Confirm if the chunk text is relevant to the user query
"""
prompt = f"""
Given the provided user query, and chunk text, determine whether the chunk text is relevant to reply the user query.
Return a json response with {
"relevant": bool
}
{user_query}
{chunk_text}
"""
return llm_client.generate(prompt)
You then feed each chunk (or document) through this function, and only keep the chunks or documents which are judged as relevant by the LLM.
This method has two foremost downsides:
- LLM cost
- LLM response time
You’ll be sending numerous LLM API calls, which can inevitably incur a big cost. Moreover, sending so many queries will take time, which adds delay to your RAG pipeline. It’s best to balance this with the necessity for rapid responses to the users.

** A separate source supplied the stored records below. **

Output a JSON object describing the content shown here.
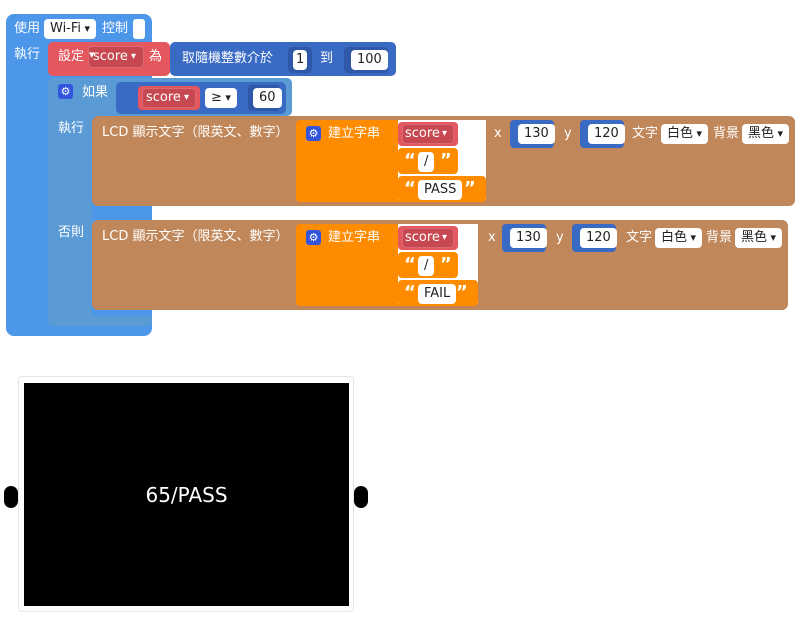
{
  "wifi_block": {
    "prefix": "使用",
    "device": "Wi-Fi",
    "suffix": "控制"
  },
  "main_block": {
    "exec_label": "執行"
  },
  "set_block": {
    "label": "設定",
    "variable": "score",
    "suffix": "為"
  },
  "random_block": {
    "label": "取隨機整數介於",
    "from": "1",
    "to_label": "到",
    "to": "100"
  },
  "if_block": {
    "label": "如果",
    "variable": "score",
    "operator": "≥",
    "value": "60",
    "then_label": "執行",
    "else_label": "否則"
  },
  "lcd_pass": {
    "label": "LCD 顯示文字（限英文、數字）",
    "build_label": "建立字串",
    "variable": "score",
    "sep": "/",
    "text": "PASS",
    "x_label": "x",
    "x": "130",
    "y_label": "y",
    "y": "120",
    "color_label": "文字",
    "color": "白色",
    "bg_label": "背景",
    "bg": "黑色"
  },
  "lcd_fail": {
    "label": "LCD 顯示文字（限英文、數字）",
    "build_label": "建立字串",
    "variable": "score",
    "sep": "/",
    "text": "FAIL",
    "x_label": "x",
    "x": "130",
    "y_label": "y",
    "y": "120",
    "color_label": "文字",
    "color": "白色",
    "bg_label": "背景",
    "bg": "黑色"
  },
  "preview": {
    "display_text": "65/PASS"
  },
  "colors": {
    "wifi_blue": "#4c97ea",
    "set_red": "#e4575f",
    "math_blue": "#3a6bc4",
    "logic_blue": "#5b9bd5",
    "lcd_brown": "#c0875a",
    "text_orange": "#ff8c00"
  }
}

Advantages of improving document retrieval
There are many advantages to improving the document retrieval step in your RAG pipeline. Some examples are:
- Higher LLM query answering performance
- Less hallucinations
- More often in a position to accurately answer users’ queries
- Essentially, it makes the LLMs’ job easier
Overall, the flexibility of your query answering model will increase when it comes to the variety of successfully answered user queries. That is the metric I like to recommend scoring your RAG system after, and you possibly can read more about LLM system evaluations in my article on Evaluating 5 Million Documents with Automatic Evals.

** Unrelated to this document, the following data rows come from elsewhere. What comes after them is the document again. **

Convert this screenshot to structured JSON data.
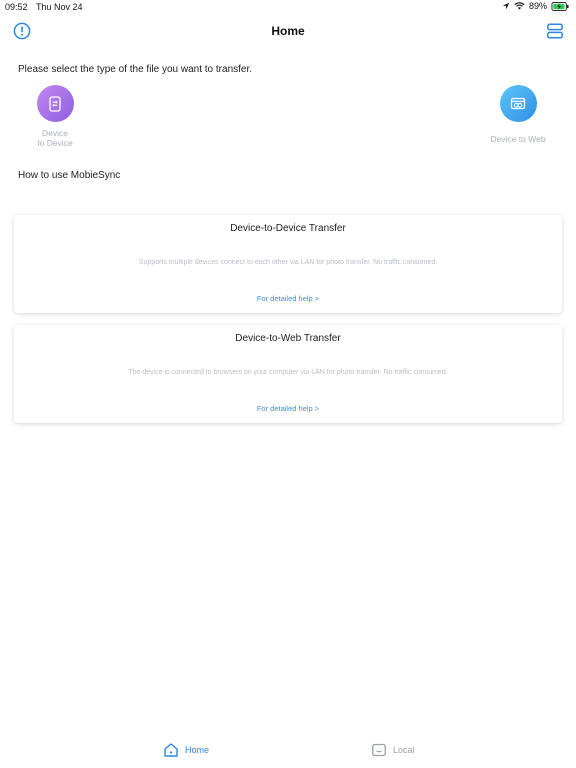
{
  "status_bar": {
    "time": "09:52",
    "date": "Thu Nov 24",
    "battery": "89%"
  },
  "nav": {
    "title": "Home",
    "left_icon": "info-icon",
    "right_icon": "menu-icon"
  },
  "main": {
    "prompt": "Please select the type of the file you want to transfer.",
    "options": [
      {
        "label_line1": "Device",
        "label_line2": "to Device",
        "icon": "device-transfer-icon"
      },
      {
        "label": "Device to Web",
        "icon": "web-transfer-icon"
      }
    ],
    "how_to_title": "How to use MobieSync",
    "cards": [
      {
        "title": "Device-to-Device Transfer",
        "description": "Supports multiple devices connect to each other via LAN for photo transfer. No traffic consumed.",
        "link": "For detailed help >"
      },
      {
        "title": "Device-to-Web Transfer",
        "description": "The device is connected to browsers on your computer via LAN for photo transfer. No traffic consumed.",
        "link": "For detailed help >"
      }
    ]
  },
  "tabs": [
    {
      "label": "Home",
      "icon": "home-icon",
      "active": true
    },
    {
      "label": "Local",
      "icon": "folder-icon",
      "active": false
    }
  ],
  "colors": {
    "accent": "#2f86e0",
    "d2d_gradient": [
      "#c18af0",
      "#8e5ee0"
    ],
    "d2w_gradient": [
      "#5ec6f8",
      "#2f8fe8"
    ]
  }
}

Fewer hallucinations are also an incredibly vital factor. Hallucinations are one of the vital significant issues we face with LLMs. They’re so detrimental because they lower the users’ trust within the question-answer system, which makes them less more likely to proceed using your application. Nonetheless, ensuring the LLM each receives the relevant documents (precision), and minimizes the quantity of irrelevant documents (recall), is helpful to reduce the quantity of hallucinations the RAG system produces.
Less irrelevant documents (precision), also avoids the issues of context bloat (an excessive amount of noise within the context), and even context poisoning (misinformation provided within the documents).
Summary
In this text, I’ve discussed how you possibly can improve the document retrieval step of your RAG pipeline. I began off discussing how I imagine the document retrieval step is essentially the most significant a part of the RAG pipeline, and it’s best to spend time optimizing this step. Moreover, I discussed how traditional RAG pipelines fetch relevant documents through semantic search and keyword search. Continuing, I discussed techniques you possibly can utilize to enhance each the precision and recall of retrieved documents, with techniques corresponding to contextual retrieval and LLM chunk verification.